Annual Equity Grants

 

Each Outside Director shall be granted under the Company’s 2012 Equity Incentive Plan or any successor plan (the “Equity Plan”) a non-qualified stock option and/or restricted stock units (“RSUs”) for shares of the Company’s common stock each year at the annual meeting of the Board of Directors following the Company’s annual meeting of stockholders in such amounts as shall be recommended by the Compensation Committee and approved by the Board of Directors based on the amount of equity compensation paid to directors of the Company’s peer group. The equity grants shall vest one year from the date of grant, subject to the Outside Director’s continued service on the Board of Directors. The grants shall vest in full immediately prior to a change in control of the Company.

 

Initial Stock Option Grant for Newly Appointed or Elected Directors

 

Each new Outside Director shall be granted a non-qualified stock option under the Equity Plan to purchase shares of the Company’s common stock equivalent to $155,000 on the date of his or her initial appointment or election to the Board of Directors.
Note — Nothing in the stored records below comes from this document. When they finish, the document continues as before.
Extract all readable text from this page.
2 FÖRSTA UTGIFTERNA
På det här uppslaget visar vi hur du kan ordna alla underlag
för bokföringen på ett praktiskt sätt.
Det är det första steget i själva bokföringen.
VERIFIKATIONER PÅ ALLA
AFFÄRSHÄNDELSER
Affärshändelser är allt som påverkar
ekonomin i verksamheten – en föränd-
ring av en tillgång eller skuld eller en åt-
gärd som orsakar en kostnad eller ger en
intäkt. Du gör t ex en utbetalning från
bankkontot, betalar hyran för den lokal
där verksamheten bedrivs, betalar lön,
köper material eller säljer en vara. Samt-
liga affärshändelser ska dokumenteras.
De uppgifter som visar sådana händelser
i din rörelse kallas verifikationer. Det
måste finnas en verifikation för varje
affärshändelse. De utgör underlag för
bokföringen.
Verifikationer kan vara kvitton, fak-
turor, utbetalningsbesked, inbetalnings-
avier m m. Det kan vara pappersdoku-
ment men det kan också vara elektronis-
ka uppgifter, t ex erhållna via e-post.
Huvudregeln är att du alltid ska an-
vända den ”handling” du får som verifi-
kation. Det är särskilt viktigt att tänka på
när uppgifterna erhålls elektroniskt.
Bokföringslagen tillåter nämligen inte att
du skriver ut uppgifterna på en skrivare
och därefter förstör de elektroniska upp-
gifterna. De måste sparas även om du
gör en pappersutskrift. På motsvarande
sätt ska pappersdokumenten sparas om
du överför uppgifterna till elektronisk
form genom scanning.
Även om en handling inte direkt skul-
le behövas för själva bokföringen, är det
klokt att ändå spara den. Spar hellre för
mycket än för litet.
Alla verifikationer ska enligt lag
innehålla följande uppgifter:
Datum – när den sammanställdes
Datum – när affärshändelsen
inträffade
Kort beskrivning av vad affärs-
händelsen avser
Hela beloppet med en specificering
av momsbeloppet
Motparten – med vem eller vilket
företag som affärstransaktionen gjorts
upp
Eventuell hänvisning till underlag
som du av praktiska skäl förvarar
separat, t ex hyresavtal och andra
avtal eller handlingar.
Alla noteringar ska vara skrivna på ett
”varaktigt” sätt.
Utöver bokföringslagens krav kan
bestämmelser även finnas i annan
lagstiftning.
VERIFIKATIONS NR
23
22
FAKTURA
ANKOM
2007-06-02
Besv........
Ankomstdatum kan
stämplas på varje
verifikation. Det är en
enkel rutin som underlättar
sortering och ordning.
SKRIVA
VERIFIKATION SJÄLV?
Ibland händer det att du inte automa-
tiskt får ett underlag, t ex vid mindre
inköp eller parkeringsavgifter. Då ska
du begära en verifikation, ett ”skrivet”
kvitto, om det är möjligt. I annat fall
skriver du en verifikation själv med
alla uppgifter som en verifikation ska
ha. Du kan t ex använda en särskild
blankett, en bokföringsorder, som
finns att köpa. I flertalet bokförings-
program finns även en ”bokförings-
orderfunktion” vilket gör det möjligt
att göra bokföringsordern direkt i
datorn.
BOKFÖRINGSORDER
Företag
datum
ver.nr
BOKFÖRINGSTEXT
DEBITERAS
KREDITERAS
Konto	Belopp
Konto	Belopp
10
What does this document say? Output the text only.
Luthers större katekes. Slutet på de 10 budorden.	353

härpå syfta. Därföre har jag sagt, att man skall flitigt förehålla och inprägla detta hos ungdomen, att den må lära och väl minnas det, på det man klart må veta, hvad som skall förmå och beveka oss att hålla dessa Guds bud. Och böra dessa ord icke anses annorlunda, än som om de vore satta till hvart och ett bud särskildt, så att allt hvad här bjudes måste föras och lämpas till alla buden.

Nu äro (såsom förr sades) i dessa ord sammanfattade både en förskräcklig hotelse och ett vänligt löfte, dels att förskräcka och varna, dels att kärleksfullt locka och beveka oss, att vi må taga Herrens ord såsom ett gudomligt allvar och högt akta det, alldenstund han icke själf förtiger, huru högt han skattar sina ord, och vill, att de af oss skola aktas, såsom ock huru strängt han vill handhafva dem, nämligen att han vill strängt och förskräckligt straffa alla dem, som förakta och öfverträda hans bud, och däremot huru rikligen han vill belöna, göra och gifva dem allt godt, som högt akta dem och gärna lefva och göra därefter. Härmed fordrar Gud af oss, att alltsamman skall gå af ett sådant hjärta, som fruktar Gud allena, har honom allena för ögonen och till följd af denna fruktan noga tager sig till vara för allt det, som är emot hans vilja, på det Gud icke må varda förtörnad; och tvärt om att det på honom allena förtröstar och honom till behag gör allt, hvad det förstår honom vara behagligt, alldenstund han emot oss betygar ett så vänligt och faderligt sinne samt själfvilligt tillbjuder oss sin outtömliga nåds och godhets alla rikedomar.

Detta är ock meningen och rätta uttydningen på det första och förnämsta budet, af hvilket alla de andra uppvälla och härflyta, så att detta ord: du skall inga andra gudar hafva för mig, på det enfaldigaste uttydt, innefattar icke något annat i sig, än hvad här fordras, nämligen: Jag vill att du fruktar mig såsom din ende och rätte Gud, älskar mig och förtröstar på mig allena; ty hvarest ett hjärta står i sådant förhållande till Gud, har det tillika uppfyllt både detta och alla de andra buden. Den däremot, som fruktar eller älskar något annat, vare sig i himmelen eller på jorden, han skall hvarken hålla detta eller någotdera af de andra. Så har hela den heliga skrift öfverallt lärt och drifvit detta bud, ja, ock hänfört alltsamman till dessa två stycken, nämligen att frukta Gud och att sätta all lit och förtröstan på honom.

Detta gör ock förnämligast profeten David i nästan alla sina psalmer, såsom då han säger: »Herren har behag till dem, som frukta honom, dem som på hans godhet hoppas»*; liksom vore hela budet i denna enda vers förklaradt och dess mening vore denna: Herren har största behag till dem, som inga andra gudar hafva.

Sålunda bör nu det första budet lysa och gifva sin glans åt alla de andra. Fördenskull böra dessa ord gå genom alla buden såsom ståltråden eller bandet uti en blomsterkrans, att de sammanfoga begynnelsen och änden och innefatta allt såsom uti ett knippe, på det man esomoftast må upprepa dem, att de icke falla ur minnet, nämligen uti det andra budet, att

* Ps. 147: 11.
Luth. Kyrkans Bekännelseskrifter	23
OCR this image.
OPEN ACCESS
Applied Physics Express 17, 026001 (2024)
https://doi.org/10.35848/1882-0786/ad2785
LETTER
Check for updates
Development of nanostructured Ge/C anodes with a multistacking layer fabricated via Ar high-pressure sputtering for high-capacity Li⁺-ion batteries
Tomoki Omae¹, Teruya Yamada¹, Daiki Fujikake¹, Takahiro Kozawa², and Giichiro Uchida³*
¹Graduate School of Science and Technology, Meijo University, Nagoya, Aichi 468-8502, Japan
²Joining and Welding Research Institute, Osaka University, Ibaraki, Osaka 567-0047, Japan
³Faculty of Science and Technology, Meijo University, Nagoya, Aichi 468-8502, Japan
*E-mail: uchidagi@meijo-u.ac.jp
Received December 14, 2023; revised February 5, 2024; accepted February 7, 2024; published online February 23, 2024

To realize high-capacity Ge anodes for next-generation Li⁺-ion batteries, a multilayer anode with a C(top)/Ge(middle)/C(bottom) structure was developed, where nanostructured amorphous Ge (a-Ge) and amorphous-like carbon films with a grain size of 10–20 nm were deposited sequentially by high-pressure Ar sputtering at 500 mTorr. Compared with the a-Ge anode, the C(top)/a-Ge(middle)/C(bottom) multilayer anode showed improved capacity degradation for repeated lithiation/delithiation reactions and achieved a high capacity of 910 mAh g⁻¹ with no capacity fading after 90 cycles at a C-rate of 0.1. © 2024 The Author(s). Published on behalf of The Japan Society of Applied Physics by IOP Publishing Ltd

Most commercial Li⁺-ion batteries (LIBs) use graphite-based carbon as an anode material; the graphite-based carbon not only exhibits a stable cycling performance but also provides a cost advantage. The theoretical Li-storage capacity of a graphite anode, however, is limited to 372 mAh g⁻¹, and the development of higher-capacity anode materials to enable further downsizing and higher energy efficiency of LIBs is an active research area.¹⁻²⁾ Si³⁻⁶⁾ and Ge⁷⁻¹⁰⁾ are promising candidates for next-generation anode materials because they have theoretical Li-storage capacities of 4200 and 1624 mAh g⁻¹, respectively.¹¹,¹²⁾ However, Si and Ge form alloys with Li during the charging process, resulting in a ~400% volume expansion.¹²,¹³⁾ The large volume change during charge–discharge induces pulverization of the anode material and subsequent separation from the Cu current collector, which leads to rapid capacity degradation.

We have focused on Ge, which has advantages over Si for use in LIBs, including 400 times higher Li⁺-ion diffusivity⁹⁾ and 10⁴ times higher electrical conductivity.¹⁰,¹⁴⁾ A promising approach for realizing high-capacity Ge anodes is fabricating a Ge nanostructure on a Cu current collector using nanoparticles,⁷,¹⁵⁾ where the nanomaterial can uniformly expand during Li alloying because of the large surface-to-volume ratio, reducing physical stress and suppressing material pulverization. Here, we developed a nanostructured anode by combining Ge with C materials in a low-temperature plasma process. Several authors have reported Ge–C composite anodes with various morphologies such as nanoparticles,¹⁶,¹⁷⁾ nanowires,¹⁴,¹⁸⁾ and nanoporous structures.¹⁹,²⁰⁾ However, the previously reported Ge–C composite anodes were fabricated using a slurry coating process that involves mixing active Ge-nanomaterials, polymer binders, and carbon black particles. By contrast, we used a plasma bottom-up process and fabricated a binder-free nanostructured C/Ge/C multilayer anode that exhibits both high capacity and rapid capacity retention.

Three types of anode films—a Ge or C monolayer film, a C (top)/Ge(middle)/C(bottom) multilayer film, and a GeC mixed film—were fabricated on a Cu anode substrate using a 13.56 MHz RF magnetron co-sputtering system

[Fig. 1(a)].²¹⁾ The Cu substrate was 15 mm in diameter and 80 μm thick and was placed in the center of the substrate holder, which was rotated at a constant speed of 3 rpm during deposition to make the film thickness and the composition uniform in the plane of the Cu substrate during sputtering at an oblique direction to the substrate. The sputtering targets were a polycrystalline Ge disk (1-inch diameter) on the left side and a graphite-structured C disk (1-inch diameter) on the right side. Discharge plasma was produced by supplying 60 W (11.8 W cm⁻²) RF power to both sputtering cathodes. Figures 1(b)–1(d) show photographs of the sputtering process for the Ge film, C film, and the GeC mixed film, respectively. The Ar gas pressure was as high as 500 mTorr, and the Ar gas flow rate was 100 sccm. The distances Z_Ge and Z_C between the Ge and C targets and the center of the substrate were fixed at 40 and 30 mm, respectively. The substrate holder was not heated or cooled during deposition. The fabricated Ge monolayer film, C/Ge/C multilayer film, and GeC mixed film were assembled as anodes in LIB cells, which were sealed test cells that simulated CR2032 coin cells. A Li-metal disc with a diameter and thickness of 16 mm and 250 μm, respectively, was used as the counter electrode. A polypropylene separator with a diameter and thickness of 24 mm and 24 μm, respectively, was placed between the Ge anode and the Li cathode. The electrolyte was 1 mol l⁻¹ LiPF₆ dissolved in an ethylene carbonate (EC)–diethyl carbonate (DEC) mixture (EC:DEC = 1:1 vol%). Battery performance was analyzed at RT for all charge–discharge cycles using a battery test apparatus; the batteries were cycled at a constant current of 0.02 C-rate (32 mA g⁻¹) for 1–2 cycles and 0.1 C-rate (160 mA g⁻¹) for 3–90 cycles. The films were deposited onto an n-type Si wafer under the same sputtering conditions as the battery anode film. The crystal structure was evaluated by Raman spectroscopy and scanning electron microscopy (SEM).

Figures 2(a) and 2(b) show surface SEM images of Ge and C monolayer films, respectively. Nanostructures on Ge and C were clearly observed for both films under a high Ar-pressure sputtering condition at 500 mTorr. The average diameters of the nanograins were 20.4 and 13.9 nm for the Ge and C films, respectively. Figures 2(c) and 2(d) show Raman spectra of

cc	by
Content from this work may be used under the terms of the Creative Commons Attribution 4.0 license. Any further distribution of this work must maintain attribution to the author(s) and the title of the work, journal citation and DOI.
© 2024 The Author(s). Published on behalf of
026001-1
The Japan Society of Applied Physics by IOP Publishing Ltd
The number of shares to be granted shall be determined based on a Black-Scholes calculation (using the assumptions the Company uses to determine the fair value of an option grant in accordance with the accounting rules) on the date of grant. The stock option shall vest annually over a three-year period from the date of grant, subject to the Outside Director’s continued service on the Board of Directors; provided that such options shall become exercisable in full immediately prior to a change in control of the Company.

 

All stock options shall have an exercise price equal to the fair market value of the Company’s common stock as determined in the Equity Plan on the date of grant.

 

 
 

 

Cash Fees

 

Annual Cash Payments

 

The following annual cash fees shall be paid to the Outside Directors serving on the Board of Directors and the Audit Committee, Compensation Committee and Nominating and Governance Committee, as applicable.

 

Board of Directors or
Committee of Board of
Directors
  Annual Retainer Amount
for Chair
   Annual Retainer Amount
for Member
 
Board of Directors  $65,000   $40,000 
Audit Committee  $15,000   $7,500 
Compensation Committee  $10,000   $5,000 
Nominating and Governance Committee  $7,000   $3,000 

 

Payment Terms for All Cash Fees

 

Cash payments payable to Outside Directors shall be paid quarterly in arrears as of the last day of each fiscal quarter. Committee cash fees shall commence effective as of January 1, 2013.

 

Following an Outside Director’s first election or appointment to the Board of Directors, such Outside Director shall receive his or her cash compensation pro-rated during the first fiscal quarter in which he or she was initially appointed or elected for the number of days during which he or she provides service. If an Outside Director dies, resigns or is removed during any quarter, he or she shall be entitled to a cash payment on a pro-rated basis through his or her last day of service.

 

Expenses

 

Upon presentation of documentation of such expenses reasonably satisfactory to the Company, each Outside Director shall be reimbursed for his or her reasonable out-of-pocket business expenses incurred in connection with attending meetings of the Board of Directors and Committees thereof or in connection with other business related to the Board of Directors, and each Outside Director shall also be reimbursed for his or her reasonable out-of-pocket business expenses authorized by the Board of Directors or a Committee of the Board of Directors that are incurred in connection with attendance at various conferences or meetings with management of the Company. Each Outside Director shall abide by the Company’s travel and other policies applicable to Company personnel.

 

Amendments

 

The Compensation Committee or the Board of Directors shall review this Policy from time to time to assess whether any amendments in the type and amount of compensation provided herein should be adjusted in order to fulfill the objectives of this Policy.